Cite this: The Pan African Medical Journal. 2015;22:335. doi:10.11604/pamj.2015.22.335.7997

Received: 17/09/2015 - Accepted: 12/11/2015 - Published: 04/12/2015

Mots clés: Maladie de Von Willebrand, risque hémorragique, péripartum

© Hanane Baouahi et al.

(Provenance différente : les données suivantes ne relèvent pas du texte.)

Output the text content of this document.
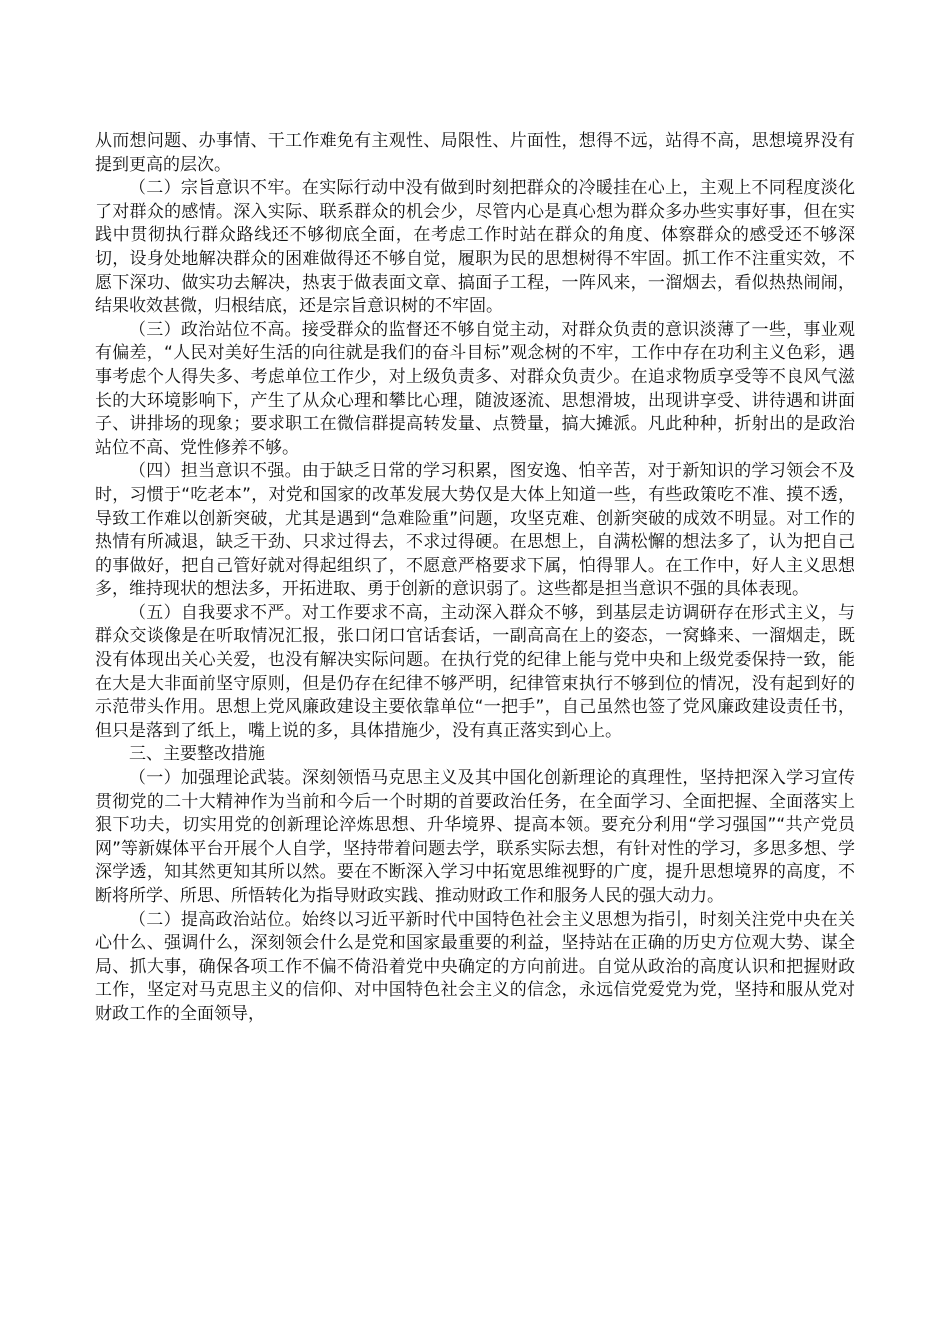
从而想问题、办事情、干工作难免有主观性、局限性、片面性，想得不远，站得不高，思想境界没有提到更高的层次。

（二）宗旨意识不牢。在实际行动中没有做到时刻把群众的冷暖挂在心上，主观上不同程度淡化了对群众的感情。深入实际、联系群众的机会少，尽管内心是真心想为群众多办些实事好事，但在实践中贯彻执行群众路线还不够彻底全面，在考虑工作时站在群众的角度、体察群众的感受还不够深切，设身处地解决群众的困难做得还不够自觉，履职为民的思想树得不牢固。抓工作不注重实效，不愿下深功、做实功去解决，热衷于做表面文章、搞面子工程，一阵风来，一溜烟去，看似热热闹闹，结果收效甚微，归根结底，还是宗旨意识树的不牢固。

（三）政治站位不高。接受群众的监督还不够自觉主动，对群众负责的意识淡薄了一些，事业观有偏差，“人民对美好生活的向往就是我们的奋斗目标”观念树的不牢，工作中存在功利主义色彩，遇事考虑个人得失多、考虑单位工作少，对上级负责多、对群众负责少。在追求物质享受等不良风气滋长的大环境影响下，产生了从众心理和攀比心理，随波逐流、思想滑坡，出现讲享受、讲待遇和讲面子、讲排场的现象；要求职工在微信群提高转发量、点赞量，搞大摊派。凡此种种，折射出的是政治站位不高、党性修养不够。

（四）担当意识不强。由于缺乏日常的学习积累，图安逸、怕辛苦，对于新知识的学习领会不及时，习惯于“吃老本”，对党和国家的改革发展大势仅是大体上知道一些，有些政策吃不准、摸不透，导致工作难以创新突破，尤其是遇到“急难险重”问题，攻坚克难、创新突破的成效不明显。对工作的热情有所减退，缺乏干劲、只求过得去，不求过得硬。在思想上，自满松懈的想法多了，认为把自己的事做好，把自己管好就对得起组织了，不愿意严格要求下属，怕得罪人。在工作中，好人主义思想多，维持现状的想法多，开拓进取、勇于创新的意识弱了。这些都是担当意识不强的具体表现。

（五）自我要求不严。对工作要求不高，主动深入群众不够，到基层走访调研存在形式主义，与群众交谈像是在听取情况汇报，张口闭口官话套话，一副高高在上的姿态，一窝蜂来、一溜烟走，既没有体现出关心关爱，也没有解决实际问题。在执行党的纪律上能与党中央和上级党委保持一致，能在大是大非面前坚守原则，但是仍存在纪律不够严明，纪律管束执行不够到位的情况，没有起到好的示范带头作用。思想上党风廉政建设主要依靠单位“一把手”，自己虽然也签了党风廉政建设责任书，但只是落到了纸上，嘴上说的多，具体措施少，没有真正落实到心上。

三、主要整改措施

（一）加强理论武装。深刻领悟马克思主义及其中国化创新理论的真理性，坚持把深入学习宣传贯彻党的二十大精神作为当前和今后一个时期的首要政治任务，在全面学习、全面把握、全面落实上狠下功夫，切实用党的创新理论淬炼思想、升华境界、提高本领。要充分利用“学习强国”“共产党员网”等新媒体平台开展个人自学，坚持带着问题去学，联系实际去想，有针对性的学习，多思多想、学深学透，知其然更知其所以然。要在不断深入学习中拓宽思维视野的广度，提升思想境界的高度，不断将所学、所思、所悟转化为指导财政实践、推动财政工作和服务人民的强大动力。

（二）提高政治站位。始终以习近平新时代中国特色社会主义思想为指引，时刻关注党中央在关心什么、强调什么，深刻领会什么是党和国家最重要的利益，坚持站在正确的历史方位观大势、谋全局、抓大事，确保各项工作不偏不倚沿着党中央确定的方向前进。自觉从政治的高度认识和把握财政工作，坚定对马克思主义的信仰、对中国特色社会主义的信念，永远信党爱党为党，坚持和服从党对财政工作的全面领导，
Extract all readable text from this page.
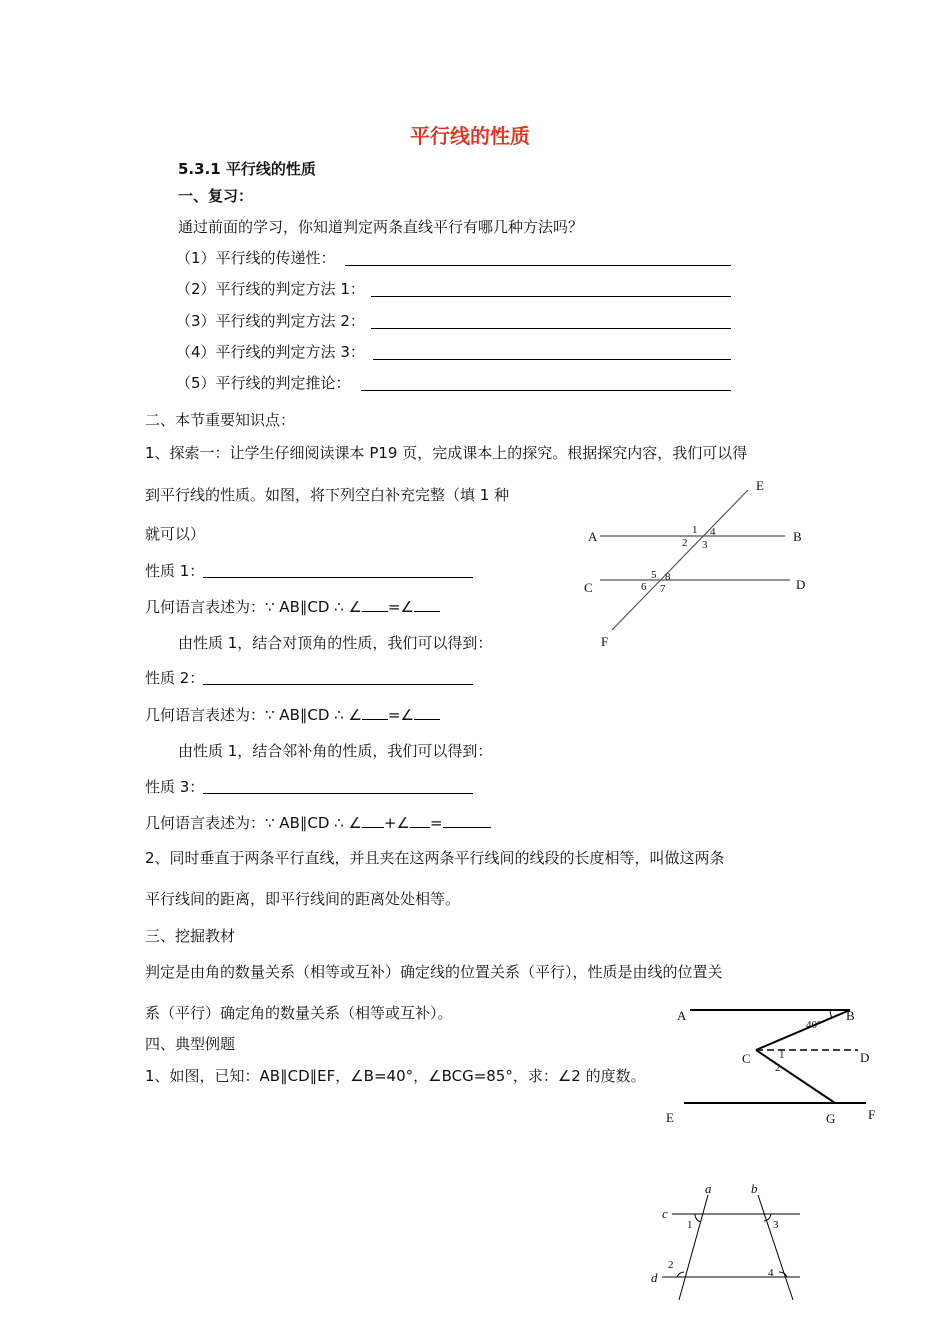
平行线的性质
5.3.1 平行线的性质
一、复习：
通过前面的学习，你知道判定两条直线平行有哪几种方法吗？
（1）平行线的传递性：
（2）平行线的判定方法 1：
（3）平行线的判定方法 2：
（4）平行线的判定方法 3：
（5）平行线的判定推论：
二、本节重要知识点：
1、探索一：让学生仔细阅读课本 P19 页，完成课本上的探究。根据探究内容，我们可以得
到平行线的性质。如图，将下列空白补充完整（填 1 种
就可以）
性质 1：
几何语言表述为：∵ AB∥CD ∴ ∠ =∠
由性质 1，结合对顶角的性质，我们可以得到：
性质 2：
几何语言表述为：∵ AB∥CD ∴ ∠ =∠
由性质 1，结合邻补角的性质，我们可以得到：
性质 3：
几何语言表述为：∵ AB∥CD ∴ ∠ +∠ =
2、同时垂直于两条平行直线，并且夹在这两条平行线间的线段的长度相等，叫做这两条
平行线间的距离，即平行线间的距离处处相等。
三、挖掘教材
判定是由角的数量关系（相等或互补）确定线的位置关系（平行），性质是由线的位置关
系（平行）确定角的数量关系（相等或互补）。
四、典型例题
1、如图，已知：AB∥CD∥EF，∠B=40°，∠BCG=85°，求：∠2 的度数。
A	B
C	D
E
F
1
2 3
4
5
6 7
8
A	B
C	D
E	F
G
40°
1
2
a	b
c
d
1
2
3
4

The Pan African Medical Journal - ISSN 1937-8688. This is an Open Access article distributed under the terms of the Creative Commons Attribution License (http://creativecommons.org/licenses/by/2.0), which permits unrestricted use, distribution, and reproduction in any medium, provided the original work is properly cited.

Available online at: http://www.panafrican-med-journal.com/content/article/22/335/full

Corresponding author: Hanane Baouahi, Service d’Anesthésie–Réanimation, Hôpital Maternité Souissi, Centre Hospitalier Universitaire, Université Mohamed V Rabat, Maroc (barbiturique07@yahoo.com)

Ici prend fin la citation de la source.